From the evidence on record, nowhere it is found that during the course of settlement meeting any one of the accused has specifically aided or enticed in such a manner to drive them out to commit suicide. On the contrary, the evidence on record clearly suggest that there was a quarrel as regards to the settlement of their transaction. No specific evidence or specific utterance from the accused is brought on record so that the accused can be attributed with the utterance of words in such a manner which lead them to commit suicide.
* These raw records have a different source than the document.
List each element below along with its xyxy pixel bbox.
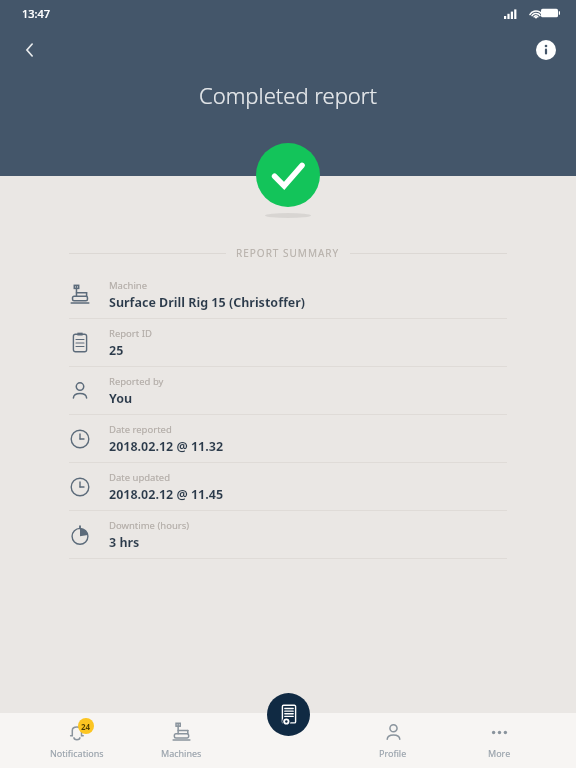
button[interactable]: Machines [129, 713, 234, 768]
staticText: Report ID [109, 327, 152, 340]
staticText: Reported by [109, 375, 164, 388]
button[interactable]: Reported by [69, 367, 507, 414]
staticText: You [109, 390, 133, 407]
staticText: 2018.02.12 @ 11.32 [109, 438, 224, 455]
staticText: Machine [109, 279, 148, 292]
staticText: 2018.02.12 @ 11.45 [109, 486, 224, 503]
staticText: Profile [379, 747, 407, 759]
button[interactable]: Date updated [69, 463, 507, 510]
button[interactable]: Report ID [69, 319, 507, 366]
button[interactable]: More [446, 713, 552, 768]
staticText: Downtime (hours) [109, 519, 190, 532]
staticText: 25 [109, 342, 124, 359]
staticText: More [488, 747, 511, 759]
staticText: Machines [161, 747, 202, 759]
button[interactable]: Profile [340, 713, 446, 768]
staticText: 13:47 [22, 6, 51, 21]
staticText: Surface Drill Rig 15 (Christoffer) [109, 294, 306, 311]
staticText: Date updated [109, 471, 171, 484]
button[interactable]: Date reported [69, 415, 507, 462]
staticText: Date reported [109, 423, 172, 436]
staticText: Notifications [50, 747, 104, 759]
button[interactable]: Info [528, 32, 564, 68]
button[interactable]: New report [267, 693, 310, 736]
staticText: Completed report [199, 80, 377, 110]
button[interactable]: Downtime (hours) [69, 511, 507, 558]
button[interactable]: Machine [69, 271, 507, 318]
staticText: 24 [81, 721, 91, 732]
staticText: REPORT SUMMARY [236, 246, 340, 260]
button[interactable]: 24 [24, 713, 129, 768]
staticText: 3 hrs [109, 534, 140, 551]
button[interactable]: Back [12, 32, 48, 68]
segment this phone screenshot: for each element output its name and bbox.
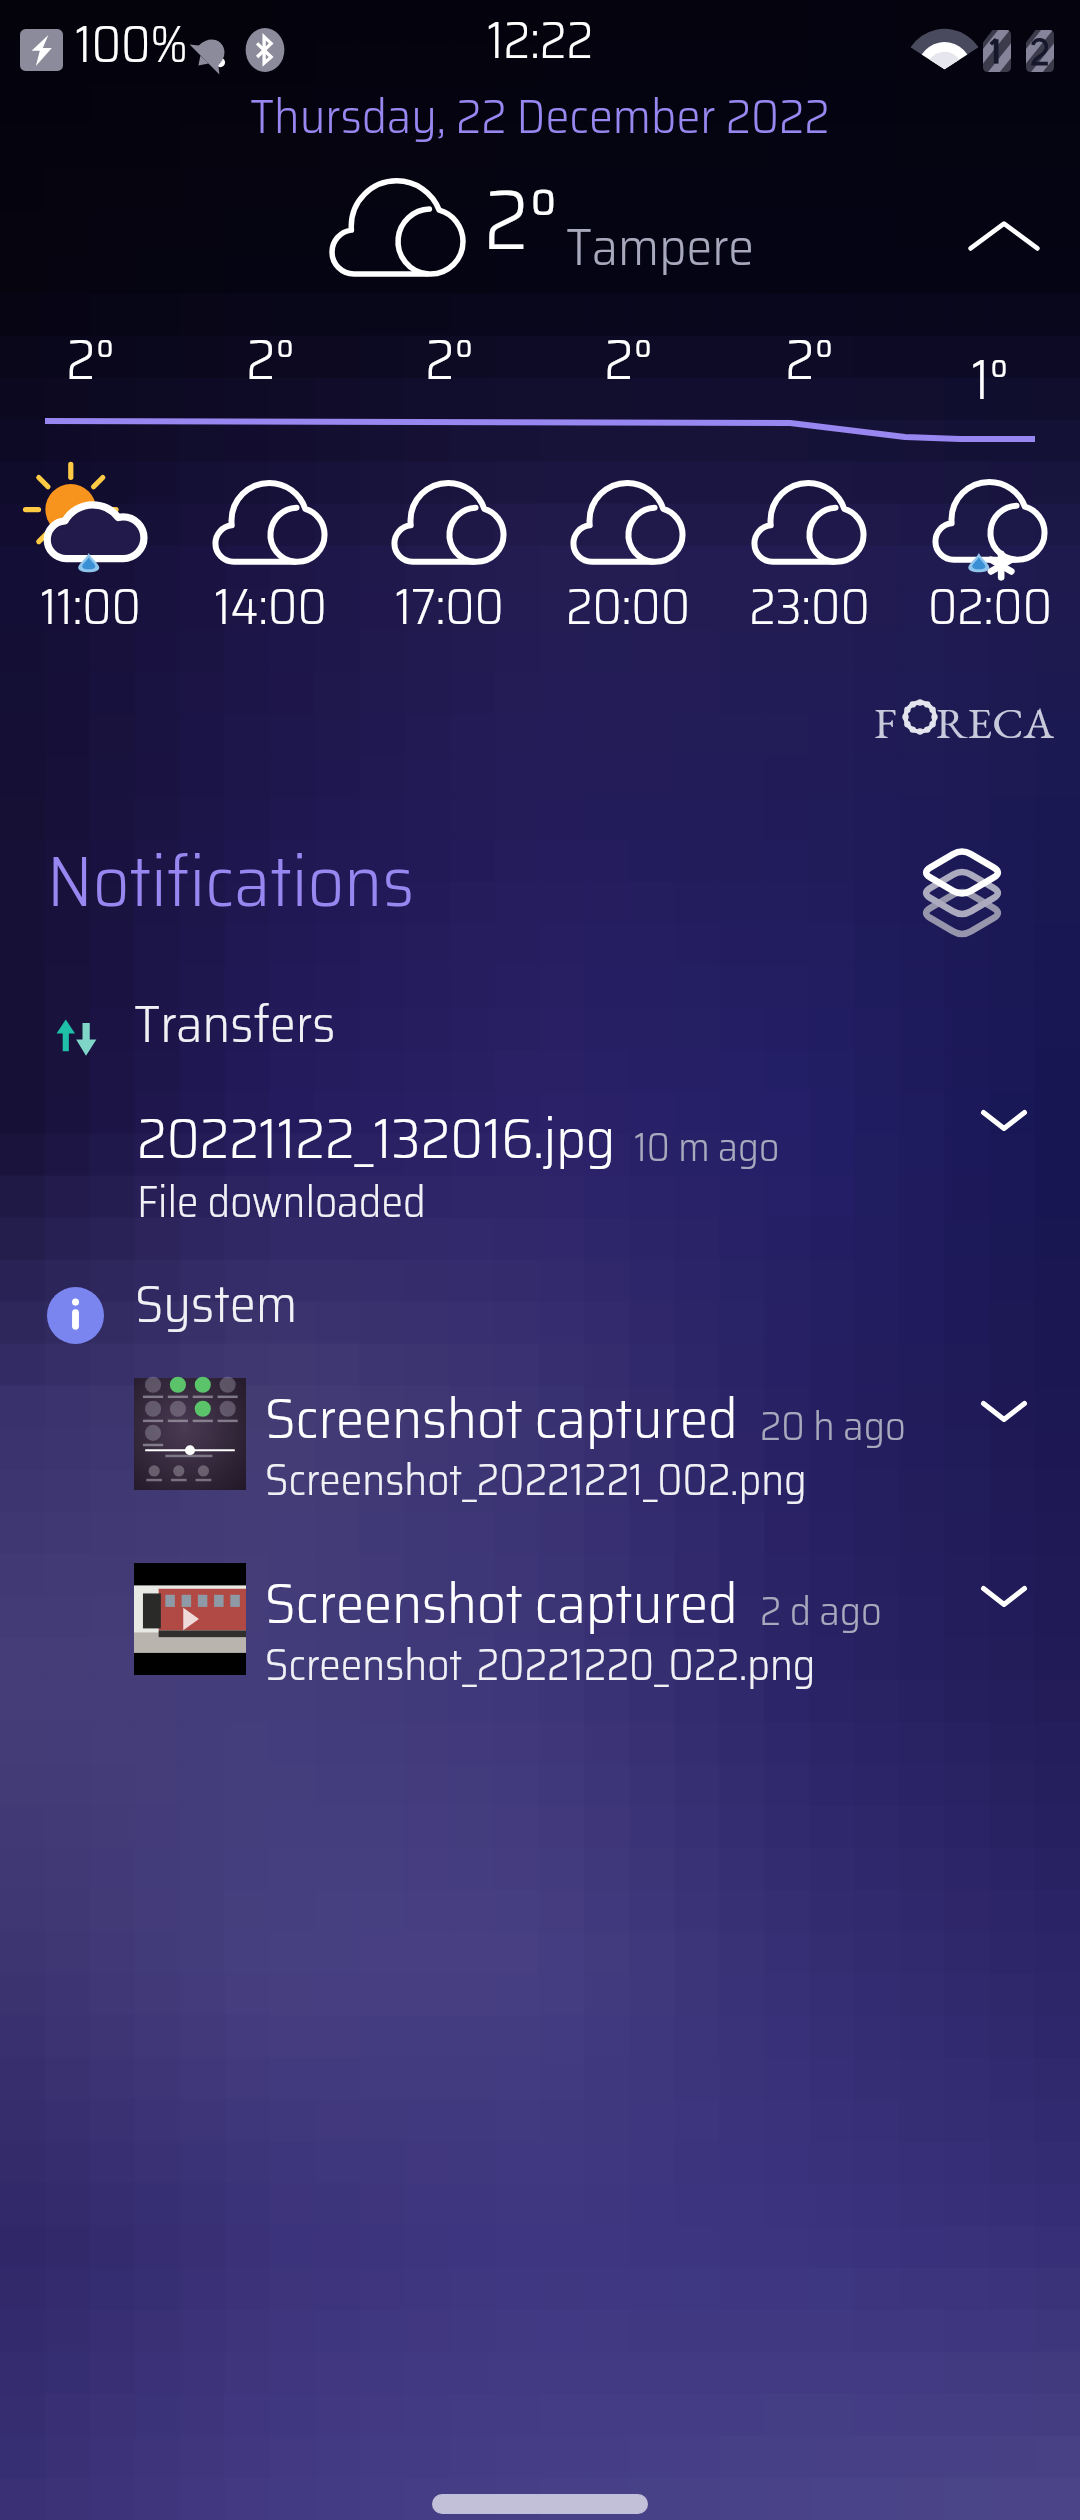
staticText: 2°: [484, 153, 559, 287]
button[interactable]: Collapse weather: [966, 205, 1042, 267]
staticText: RECA: [936, 694, 1054, 744]
staticText: 20221122_132016.jpg: [137, 1094, 616, 1183]
staticText: 14:00: [214, 567, 327, 646]
staticText: Tampere: [566, 206, 755, 288]
staticText: Notifications: [47, 824, 415, 937]
staticText: Screenshot_20221221_002.png: [265, 1446, 807, 1514]
staticText: Screenshot_20221220_022.png: [265, 1631, 816, 1699]
button[interactable]: Transfers: [134, 977, 336, 1069]
button[interactable]: Notifications: [47, 823, 415, 937]
staticText: 2°: [246, 316, 295, 404]
staticText: 11:00: [40, 567, 141, 646]
staticText: 2 d ago: [760, 1579, 882, 1643]
staticText: Transfers: [134, 982, 336, 1065]
staticText: 100%: [75, 4, 188, 84]
staticText: 17:00: [395, 567, 504, 646]
staticText: Screenshot captured: [265, 1374, 738, 1463]
staticText: 1°: [971, 336, 1009, 424]
staticText: 02:00: [928, 567, 1052, 646]
staticText: 20 h ago: [760, 1394, 906, 1458]
button[interactable]: System: [135, 1259, 298, 1347]
staticText: System: [135, 1262, 298, 1345]
button[interactable]: 20221122_132016.jpg: [110, 1086, 1060, 1216]
staticText: File downloaded: [137, 1168, 426, 1236]
staticText: F: [874, 694, 897, 744]
staticText: 2°: [604, 316, 653, 404]
button[interactable]: Screenshot captured: [110, 1563, 1060, 1698]
staticText: 23:00: [749, 567, 870, 646]
staticText: Thursday, 22 December 2022: [250, 78, 830, 154]
staticText: 20:00: [566, 567, 690, 646]
button[interactable]: Notification groups: [906, 844, 1018, 944]
staticText: Screenshot captured: [265, 1559, 738, 1648]
staticText: 2°: [66, 316, 115, 404]
button[interactable]: Screenshot captured: [110, 1378, 1060, 1513]
staticText: 10 m ago: [634, 1116, 780, 1179]
staticText: 12:22: [487, 0, 594, 80]
staticText: 2°: [785, 316, 834, 404]
staticText: 2°: [425, 316, 474, 404]
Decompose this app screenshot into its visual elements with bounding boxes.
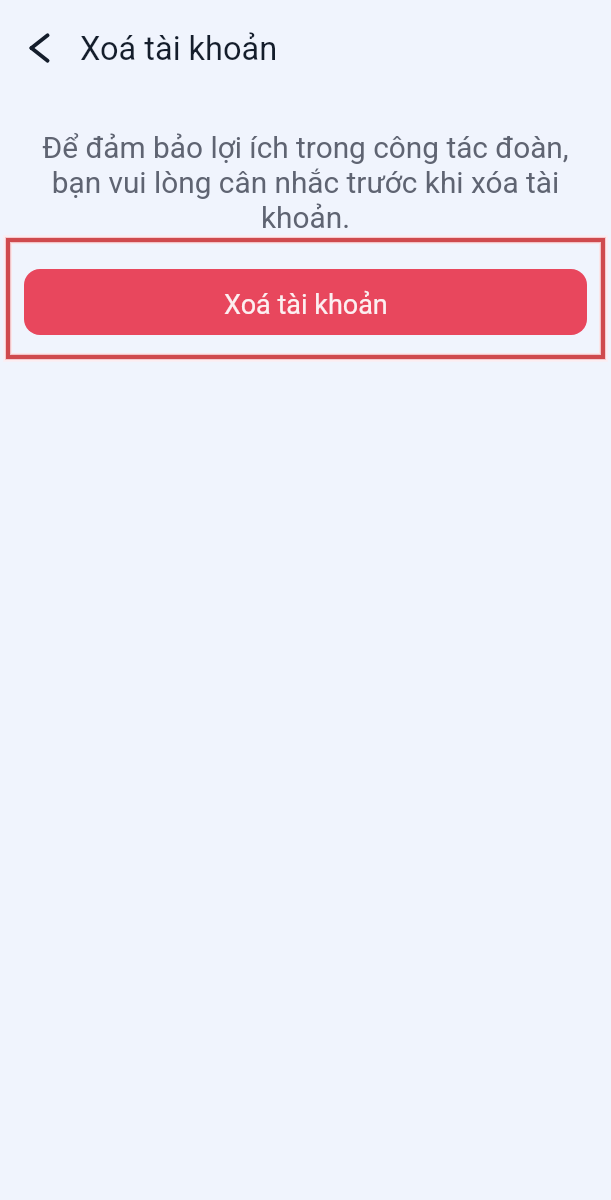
staticText: Để đảm bảo lợi ích trong công tác đoàn, … <box>30 130 581 235</box>
staticText: Xoá tài khoản <box>224 289 388 321</box>
button[interactable]: Xoá tài khoản <box>24 269 587 335</box>
staticText: Xoá tài khoản <box>80 30 278 68</box>
button[interactable]: Back <box>21 28 61 68</box>
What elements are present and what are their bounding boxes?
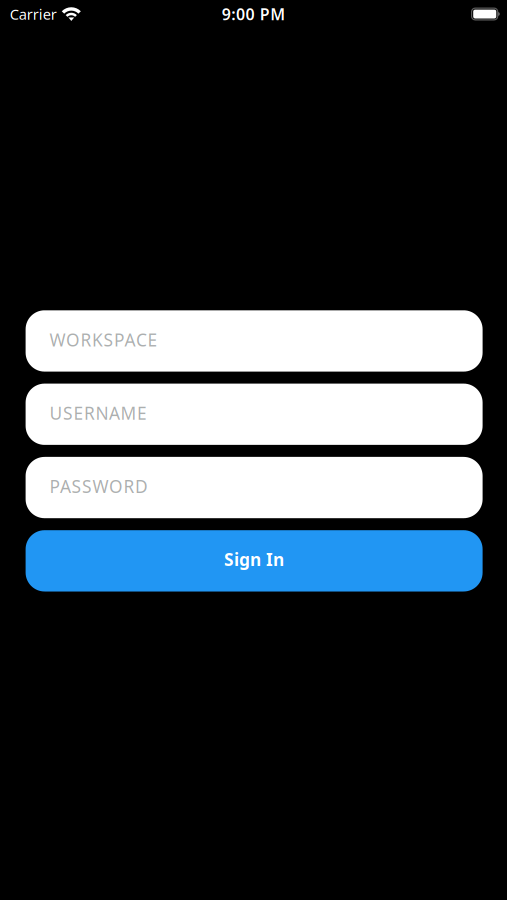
button[interactable]: USERNAME [26, 384, 483, 445]
button[interactable]: WORKSPACE [26, 310, 483, 372]
button[interactable]: Sign In [26, 530, 483, 592]
button[interactable]: PASSWORD [26, 457, 483, 518]
staticText: Carrier [10, 4, 57, 24]
staticText: WORKSPACE [50, 328, 158, 351]
staticText: USERNAME [50, 402, 147, 424]
staticText: Sign In [224, 548, 284, 571]
staticText: PASSWORD [50, 475, 148, 498]
staticText: 9:00 PM [222, 3, 285, 25]
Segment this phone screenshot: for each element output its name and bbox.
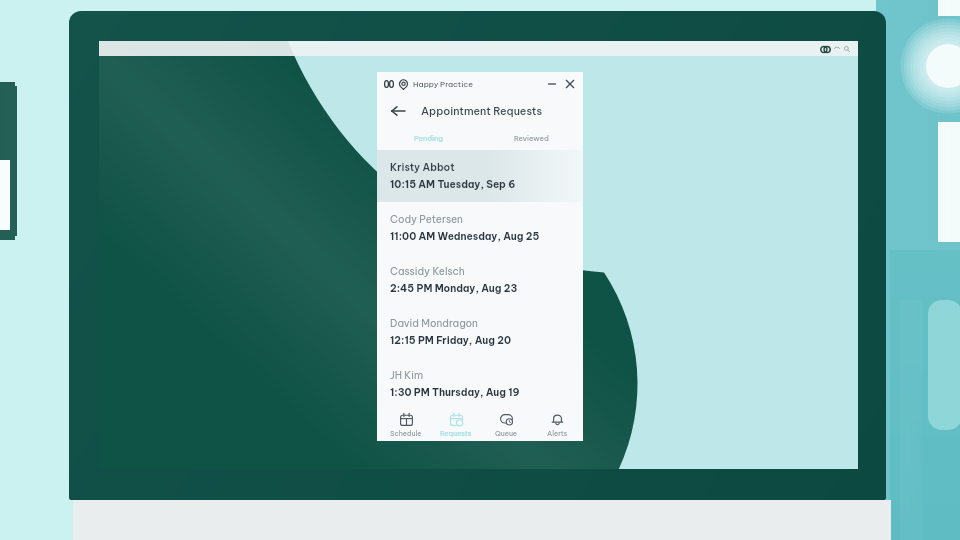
button[interactable]: Close [563, 77, 577, 91]
staticText: Cody Petersen [390, 213, 463, 226]
staticText: 10:15 AM Tuesday, Sep 6 [390, 178, 516, 191]
button[interactable]: Requests [431, 410, 481, 441]
staticText: Pending [414, 134, 444, 143]
staticText: Appointment Requests [421, 104, 543, 118]
button[interactable]: Cassidy Kelsch [377, 254, 583, 306]
button[interactable]: Reviewed [480, 127, 583, 150]
staticText: Requests [440, 429, 472, 438]
button[interactable]: Kristy Abbot [377, 150, 583, 202]
button[interactable]: Minimize [545, 77, 559, 91]
button[interactable]: Happy Practice app [820, 44, 830, 54]
button[interactable]: Cody Petersen [377, 202, 583, 254]
staticText: Alerts [547, 429, 568, 438]
button[interactable]: JH Kim [377, 358, 583, 410]
button[interactable]: Queue [481, 410, 532, 441]
button[interactable]: Search [843, 45, 851, 53]
staticText: 2:45 PM Monday, Aug 23 [390, 282, 518, 295]
staticText: Reviewed [514, 134, 549, 143]
staticText: 11:00 AM Wednesday, Aug 25 [390, 230, 540, 243]
staticText: Cassidy Kelsch [390, 265, 465, 278]
staticText: Kristy Abbot [390, 161, 455, 174]
button[interactable]: Network [833, 45, 841, 53]
button[interactable]: David Mondragon [377, 306, 583, 358]
staticText: David Mondragon [390, 317, 478, 330]
staticText: Schedule [390, 429, 422, 438]
staticText: Happy Practice [413, 79, 473, 89]
button[interactable]: Pending [377, 127, 480, 150]
button[interactable]: Alerts [532, 410, 583, 441]
button[interactable]: Schedule [381, 410, 431, 441]
staticText: Queue [495, 429, 518, 438]
button[interactable]: Back [388, 101, 408, 121]
staticText: JH Kim [390, 369, 424, 382]
staticText: 12:15 PM Friday, Aug 20 [390, 334, 511, 347]
staticText: 1:30 PM Thursday, Aug 19 [390, 386, 520, 399]
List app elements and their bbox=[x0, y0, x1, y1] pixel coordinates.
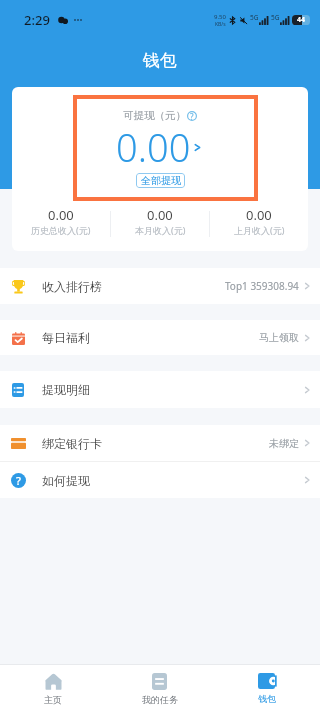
staticText: 可提现（元） bbox=[123, 109, 186, 122]
button[interactable]: 绑定银行卡 bbox=[0, 425, 320, 461]
staticText: 如何提现 bbox=[42, 473, 90, 488]
staticText: 44 bbox=[297, 15, 306, 25]
staticText: 本月收入(元) bbox=[135, 224, 186, 236]
staticText: 0.00 bbox=[48, 206, 74, 224]
staticText: 提现明细 bbox=[42, 382, 90, 397]
button[interactable]: 主页 bbox=[0, 665, 106, 711]
staticText: 钱包 bbox=[258, 693, 276, 704]
staticText: 未绑定 bbox=[269, 437, 299, 450]
staticText: 主页 bbox=[44, 694, 62, 705]
staticText: 5G bbox=[250, 13, 259, 22]
staticText: 每日福利 bbox=[42, 330, 90, 345]
staticText: Top1 359308.94 bbox=[225, 279, 299, 293]
staticText: 2:29 bbox=[24, 11, 50, 29]
staticText: 上月收入(元) bbox=[234, 224, 285, 236]
staticText: 我的任务 bbox=[142, 694, 178, 705]
button[interactable]: 每日福利 bbox=[0, 320, 320, 355]
staticText: ? bbox=[190, 111, 194, 121]
button[interactable]: ? bbox=[0, 462, 320, 498]
staticText: 收入排行榜 bbox=[42, 279, 102, 294]
staticText: 9.50 bbox=[214, 13, 226, 21]
staticText: 全部提现 bbox=[141, 174, 181, 187]
staticText: KB/s bbox=[215, 21, 226, 28]
staticText: 马上领取 bbox=[259, 331, 299, 344]
staticText: 0.00 bbox=[246, 206, 272, 224]
staticText: 历史总收入(元) bbox=[31, 224, 91, 236]
button[interactable]: 全部提现 bbox=[136, 173, 185, 188]
staticText: 5G bbox=[271, 13, 280, 22]
staticText: 绑定银行卡 bbox=[42, 436, 102, 451]
button[interactable]: 钱包 bbox=[213, 665, 320, 711]
button[interactable]: 收入排行榜 bbox=[0, 268, 320, 304]
button[interactable]: 我的任务 bbox=[106, 665, 213, 711]
button[interactable]: 提现明细 bbox=[0, 371, 320, 408]
staticText: 0.00 bbox=[116, 121, 191, 173]
staticText: ? bbox=[16, 473, 21, 488]
staticText: 钱包 bbox=[143, 50, 177, 71]
staticText: 0.00 bbox=[147, 206, 173, 224]
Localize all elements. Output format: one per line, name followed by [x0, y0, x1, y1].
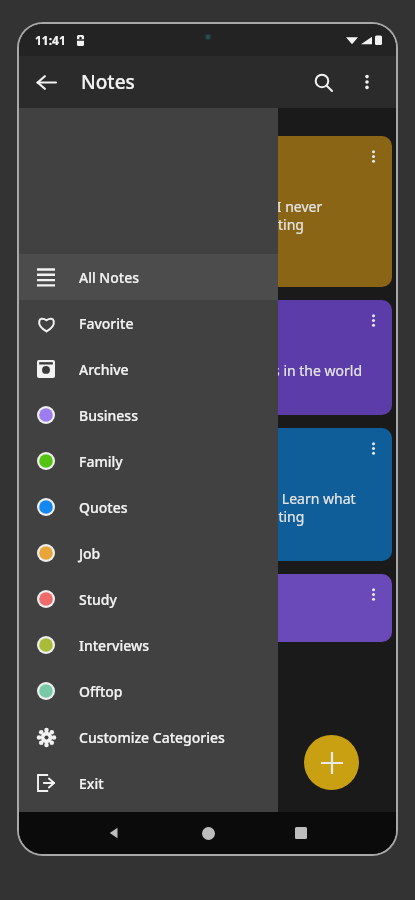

The learned trial Judge has elaborately dealt with the evidence on record and elaborately discussed and analysed the evidence on record, which is in accordance with the settled provisions of law and while reading the same, this Court is also concur with the same and the appeal is devoid of merits and deserves to be dismissed. 13. In the above view of the matter, I am of the considered opinion that the trial court was completely justified in acquitting the respondents of the charges leveled against them. I find that the findings recorded by the trial court are absolutely just and proper and in recording the said findings, no illegality or infirmity has been committed by it. I am, therefore, in complete agreement with the findings, ultimate conclusion and the resultant order of acquittal recorded by the court below and hence find no reasons to interfere with the same. 14. In the result, the present appeal is hereby dismissed. R & P to be sent back to the trial Court. Bail and bail bond, if any, stands cancelled. Surety also, if any given, stands discharged.